Con dos días ya podemos dedicar la primera jornada al recorrido anterior y utilizar la segunda para conocer otras zonas y descubrir otros lugares que ver en Bruselas. Aquí elegiría entre Atomium, Mini-Europe y Laeken por un lado, o barrio europeo y Cincuentenario por otro, dependiendo de tus intereses.
Si viajas en familia, Mini-Europe puede hacer especialmente atractiva la primera opción. Si prefieres historia, arquitectura y museos, elegiría el Cincuentenario.
- Ampliación: Bruselas en dos días.
Tres días permiten conocer Bruselas con bastante más tranquilidad. Además del centro histórico y del recorrido entre Mont des Arts y Les Marolles, ya puedes dedicar tiempo tanto al Atomium y Mini-Europe como al barrio europeo y el Parque del Cincuentenario. Y, sobre todo, puedes permitirte algo que considero importante en Bruselas: dejar de mirar el reloj constantemente.

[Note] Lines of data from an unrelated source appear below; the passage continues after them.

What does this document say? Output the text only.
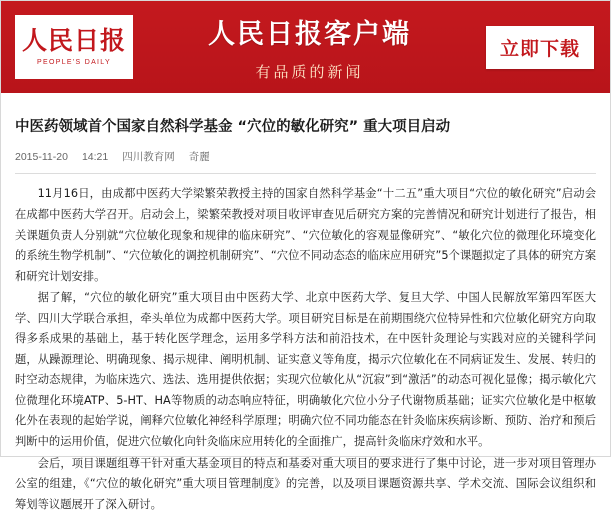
人民日报
PEOPLE'S DAILY
人民日报客户端
有品质的新闻
立即下载
中医药领域首个国家自然科学基金 “穴位的敏化研究” 重大项目启动
2015-11-20 14:21 四川教育网 奇麗

11月16日，由成都中医药大学梁繁荣教授主持的国家自然科学基金“十二五”重大项目“穴位的敏化研究”启动会在成都中医药大学召开。启动会上，梁繁荣教授对项目收评审查见后研究方案的完善情况和研究计划进行了报告，相关课题负责人分别就“穴位敏化现象和规律的临床研究”、“穴位敏化的容观显像研究”、“敏化穴位的微理化环境变化的系统生物学机制”、“穴位敏化的调控机制研究”、“穴位不同动态态的临床应用研究”5个课题拟定了具体的研究方案和研究计划安排。

据了解，“穴位的敏化研究”重大项目由中医药大学、北京中医药大学、复旦大学、中国人民解放军第四军医大学、四川大学联合承担，牵头单位为成都中医药大学。项目研究目标是在前期围绕穴位特异性和穴位敏化研究方向取得多系成果的基础上，基于转化医学理念，运用多学科方法和前沿技术，在中医针灸理论与实践对应的关键科学问题，从躁源理论、明确现象、揭示规律、阐明机制、证实意义等角度，揭示穴位敏化在不同病证发生、发展、转归的时空动态规律，为临床选穴、选法、选用提供依据；实现穴位敏化从“沉寂”到“激活”的动态可视化显像；揭示敏化穴位微理化环境ATP、5-HT、HA等物质的动态响应特征，明确敏化穴位小分子代谢物质基础；证实穴位敏化是中枢敏化外在表现的起始学说，阐释穴位敏化神经科学原理；明确穴位不同功能态在针灸临床疾病诊断、预防、治疗和预后判断中的运用价值，促进穴位敏化向针灸临床应用转化的全面推广，提高针灸临床疗效和水平。

会后，项目课题组尊干针对重大基金项目的特点和基委对重大项目的要求进行了集中讨论，进一步对项目管理办公室的组建，《“穴位的敏化研究”重大项目管理制度》的完善，以及项目课题资源共享、学术交流、国际会议组织和筹划等议题展开了深入研讨。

Volver a pasar por la Grand Place, sentarte un rato en Petit Sablon, entrar en una chocolatería, probar una cerveza belga o desviarte por una calle que simplemente te haya llamado la atención.
Después de haber visitado Bruselas varias veces, sigo pensando que sus mejores recuerdos no están necesariamente en los lugares más famosos. El Atomium es uno de sus grandes símbolos y probablemente todos querremos verlo en nuestro primer viaje, pero si tuviera que quedarme con una imagen de la ciudad sería otra muy distinta: entrar caminando en la Grand Place y encontrarte rodeado por aquellas fachadas.
Y desde allí, sencillamente, empezar a caminar.